Spider-Man's biggest critic, J. Jonah Jameson, is responsible for the creation of the Scorpion in Insomniac Games' PlayStation 4 exclusive, Spider-Man. The Jameson connection actually comes directly from the villain's comic book origin.
In animated shows, movies, and comic books, J. Jonah Jameson uses his position as editor-in-chief of the Daily Bugle to constantly attack the wall-crawler as a "menace" to society. Spider-Man's portrayal of Jameson is no different. Jameson's deep hatred for Spider-Man is on full display in trailers, where he hosts a podcast called Just the Facts and argues with listeners - including Peter Parker - about the threat Spider-Man poses to the people of New York City.
In the new game, Jameson admits on his podcast that he personally bankrolled Mac Gargan's transformation into the Scorpion so that he could serve as an anti-Spider-Man. According to Jameson, he had no idea that Scorpion was crazy. He also wasn't aware of the villain's "poison fetish". Jameson believes, of course, that he had no reason to suspect that Gargan would turn bad.
Jameson's role in the creation of the Scorpion was taken straight from the pages of The Amazing Spider-Man #20 in 1965. Gargan was a private detective hired by Jameson to follow Peter Parker with the purpose of learning Spider-Man's secret identity. After meeting a scientist who had a way of making a man stronger than Spider-Man, Jameson paid a large sum of money to get Gargan to take part in the experiment. Just like the game, Jameson's decision was revealed to be a bad investment when Scorpion used his newfound powers for evil. It's only one of many poor decisions Jameson has made in his one-man crusade to finally take down Spider-Man. And it's not the first time Jameson's hatred has caused him to cross such a dangerous line.
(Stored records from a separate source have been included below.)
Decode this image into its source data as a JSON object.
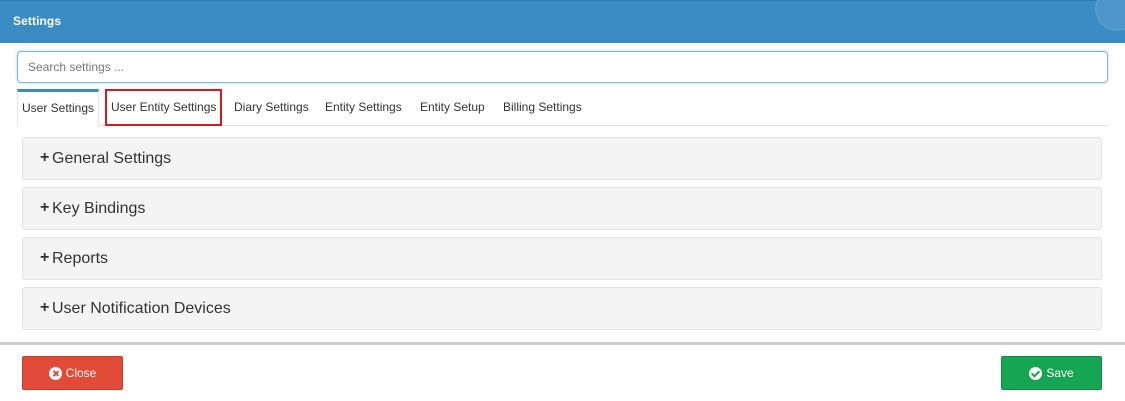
{
  "window": {
    "title": "Settings"
  },
  "search": {
    "placeholder": "Search settings ...",
    "value": ""
  },
  "tabs": [
    {
      "label": "User Settings",
      "active": true
    },
    {
      "label": "User Entity Settings",
      "highlighted": true
    },
    {
      "label": "Diary Settings"
    },
    {
      "label": "Entity Settings"
    },
    {
      "label": "Entity Setup"
    },
    {
      "label": "Billing Settings"
    }
  ],
  "sections": [
    {
      "expand_symbol": "+",
      "label": "General Settings"
    },
    {
      "expand_symbol": "+",
      "label": "Key Bindings"
    },
    {
      "expand_symbol": "+",
      "label": "Reports"
    },
    {
      "expand_symbol": "+",
      "label": "User Notification Devices"
    }
  ],
  "footer": {
    "close_label": "Close",
    "save_label": "Save"
  },
  "colors": {
    "titlebar": "#3b8bc4",
    "close_button": "#e14b37",
    "save_button": "#15a553",
    "highlight_outline": "#d01c24"
  },
  "icons": {
    "close": "close-circle-icon",
    "save": "check-circle-icon",
    "expand": "plus-icon"
  }
}
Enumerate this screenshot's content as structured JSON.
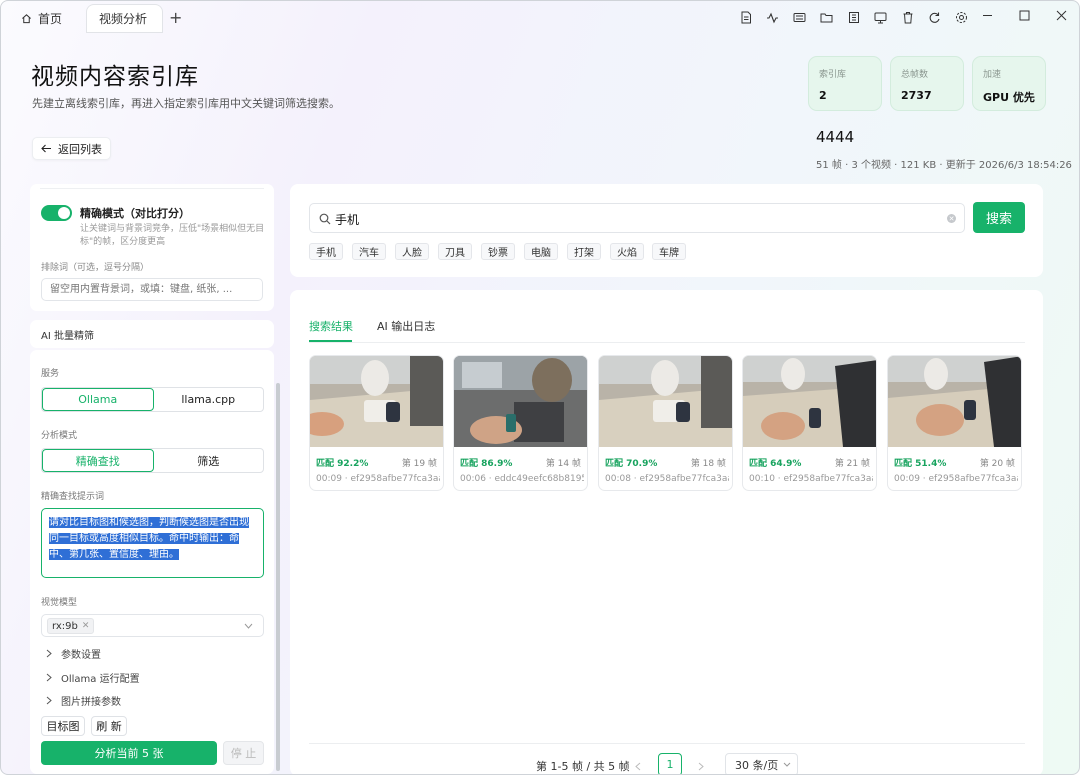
{
  "titlebar": {
    "tabs": [
      {
        "label": "首页",
        "icon": "home-icon"
      },
      {
        "label": "视频分析"
      }
    ],
    "new_tab": "+"
  },
  "header": {
    "title": "视频内容索引库",
    "subtitle": "先建立离线索引库，再进入指定索引库用中文关键词筛选搜索。",
    "back_label": "返回列表"
  },
  "stats": [
    {
      "label": "索引库",
      "value": "2"
    },
    {
      "label": "总帧数",
      "value": "2737"
    },
    {
      "label": "加速",
      "value": "GPU 优先"
    }
  ],
  "index": {
    "name": "4444",
    "meta": "51 帧 · 3 个视频 · 121 KB · 更新于 2026/6/3 18:54:26"
  },
  "left": {
    "precise_title": "精确模式（对比打分）",
    "precise_desc": "让关键词与背景词竞争，压低\"场景相似但无目标\"的帧，区分度更高",
    "exclude_label": "排除词（可选，逗号分隔）",
    "exclude_placeholder": "留空用内置背景词，或填：键盘, 纸张, ...",
    "ai_title": "AI 批量精筛",
    "service_label": "服务",
    "services": [
      "Ollama",
      "llama.cpp"
    ],
    "mode_label": "分析模式",
    "modes": [
      "精确查找",
      "筛选"
    ],
    "prompt_label": "精确查找提示词",
    "prompt_text": "请对比目标图和候选图，判断候选图是否出现同一目标或高度相似目标。命中时输出：命中、第几张、置信度、理由。",
    "model_label": "视觉模型",
    "model_tag": "rx:9b",
    "accordions": [
      "参数设置",
      "Ollama 运行配置",
      "图片拼接参数"
    ],
    "target_btn": "目标图",
    "refresh_btn": "刷 新",
    "analyze_btn": "分析当前 5 张",
    "stop_btn": "停 止"
  },
  "search": {
    "value": "手机",
    "button": "搜索",
    "chips": [
      "手机",
      "汽车",
      "人脸",
      "刀具",
      "钞票",
      "电脑",
      "打架",
      "火焰",
      "车牌"
    ]
  },
  "results": {
    "tabs": [
      "搜索结果",
      "AI 输出日志"
    ],
    "items": [
      {
        "match": "匹配 92.2%",
        "frame": "第 19 帧",
        "meta": "00:09 · ef2958afbe77fca3aa..."
      },
      {
        "match": "匹配 86.9%",
        "frame": "第 14 帧",
        "meta": "00:06 · eddc49eefc68b8195..."
      },
      {
        "match": "匹配 70.9%",
        "frame": "第 18 帧",
        "meta": "00:08 · ef2958afbe77fca3aa..."
      },
      {
        "match": "匹配 64.9%",
        "frame": "第 21 帧",
        "meta": "00:10 · ef2958afbe77fca3aa..."
      },
      {
        "match": "匹配 51.4%",
        "frame": "第 20 帧",
        "meta": "00:09 · ef2958afbe77fca3aa..."
      }
    ]
  },
  "pagination": {
    "summary": "第 1-5 帧 / 共 5 帧",
    "current": "1",
    "page_size": "30 条/页"
  },
  "colors": {
    "accent": "#17b26a",
    "selection": "#2f6fd6"
  }
}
The inclusion of Scorpion's comic book origin story is a fun nod to the source material. It's further proof of how dedicated the developers have been in bringing these classic characters to life. Spider-Man is riddled with Easter eggs and references to Marvel heroes and villains, both inside and outside the world of Spider-Man, as well as iconic storylines from the wall-crawler's rich comic book history. The game is so abundant with references that many are hidden in issues of the Daily Bugle and Jameson's podcast, which will surely help make exploring every inch of the game's world a deep and rewarding experience for players.